Уже на пороге он со вздохом сказал:
— А жаль, что я — не античный философ. Занятно было бы покантоваться в те лазоревые деньки. Выйдешь за финиками, а навстречу какой-нибудь красавец этруск…
Пришла пора завершать эти письма, которыми я вас исправно потчую и которые вы усердно читаете. Сколь ни странно, я совсем не испытываю ни радости, ни облегчения. Скорее, мне сейчас даже грустно при мысли, что это письмо — последнее. Жизнь моя все это время была богата уже потому, что я перелистывала ее заново, стараясь воскресить ее бури, понять ее и понять себя. Не знаю, удалось ли мне это. Все мы — путаные созданья, и всем нам, конечно, урок не впрок. Спасибо за ваше долготерпение, вы мне позволили вновь пережить возможно самые драматические, но и самые полнокровные годы. Пусть этот эпистолярный взрыв станет подспорьем в вашей работе.
В начале лета я примкнула к экскурсии, направлявшейся в Спасское-Лутовиново. Не так уж редко мы совершаем непредсказуемые поступки, но тут у меня был целый план. Посещение тургеневских мест, если признаться, было лишь поводом.
Но стоило мне очутиться в Спасском, и я поняла, что на этот раз меня незаслуженно наградили. Стоило только войти в усадьбу, остановиться близ усыпальницы, а после — у скромных могил солдат, отбивших и спасших этот приют, увидеть с а м о й прославленный дуб, превратившийся из веселого отрока в иссохшего старого великана, и эту воспетую аллею, в которой заглохло столько шагов, как в душу мою вошла тишина. Не та, что исполнена тайной тревоги и грозных предчувствий, а та, что светла и вдруг возносит в такую высь, где вы и бесстрашны и неуязвимы.
Ни пышности, ни пестроты, ни оперной декоративной роскоши.
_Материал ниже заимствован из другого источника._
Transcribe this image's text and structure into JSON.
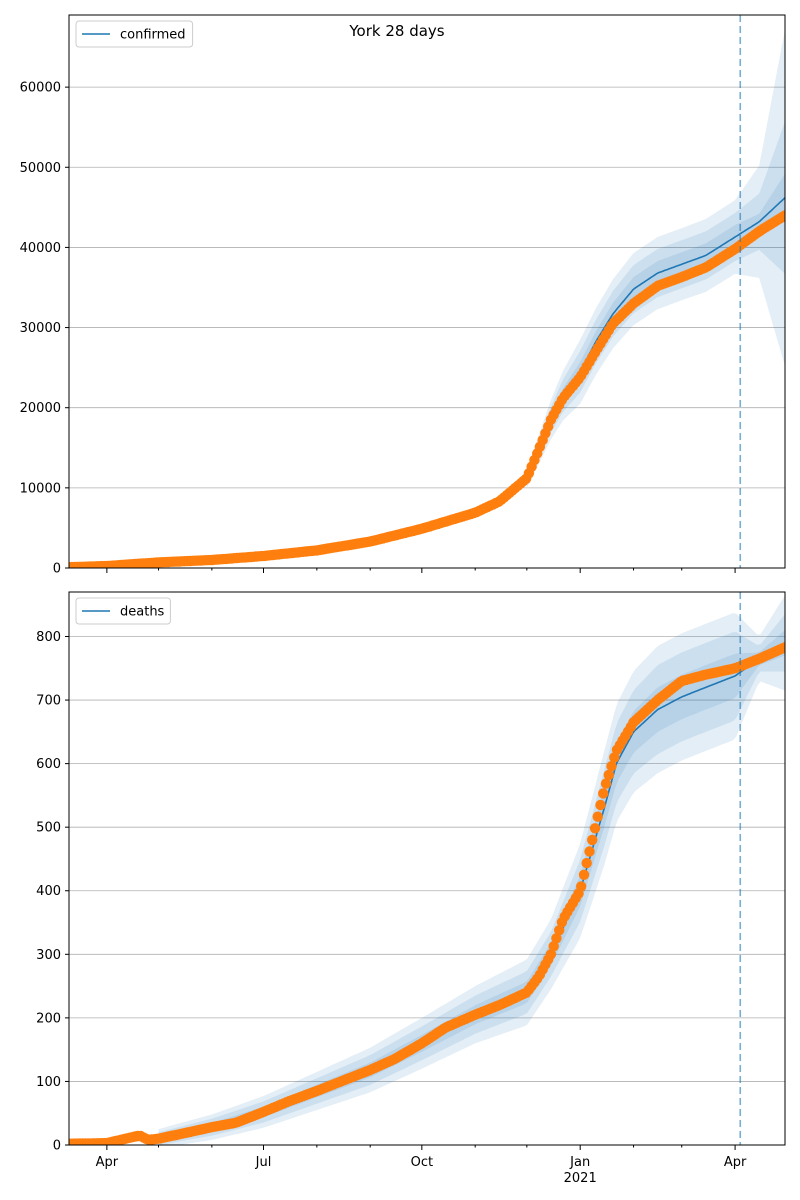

Такою и должна была быть земля Дениса, и такою я хотела ее увидеть. Было отрадно и грустно думать, что по ней в такой же вот летний день шагал мальчонка, едва поспевая за суровым и немногословным отцом.
Как, в сущности, это было недавно, — три десятка как день промелькнувших лет, — колючее прикосновенье стерни, ветер, пахнущий теплой пылью, пение дальних перепелов. Я словно видела, да и слышала, как он выспрашивает у отца имена птиц и названия трав.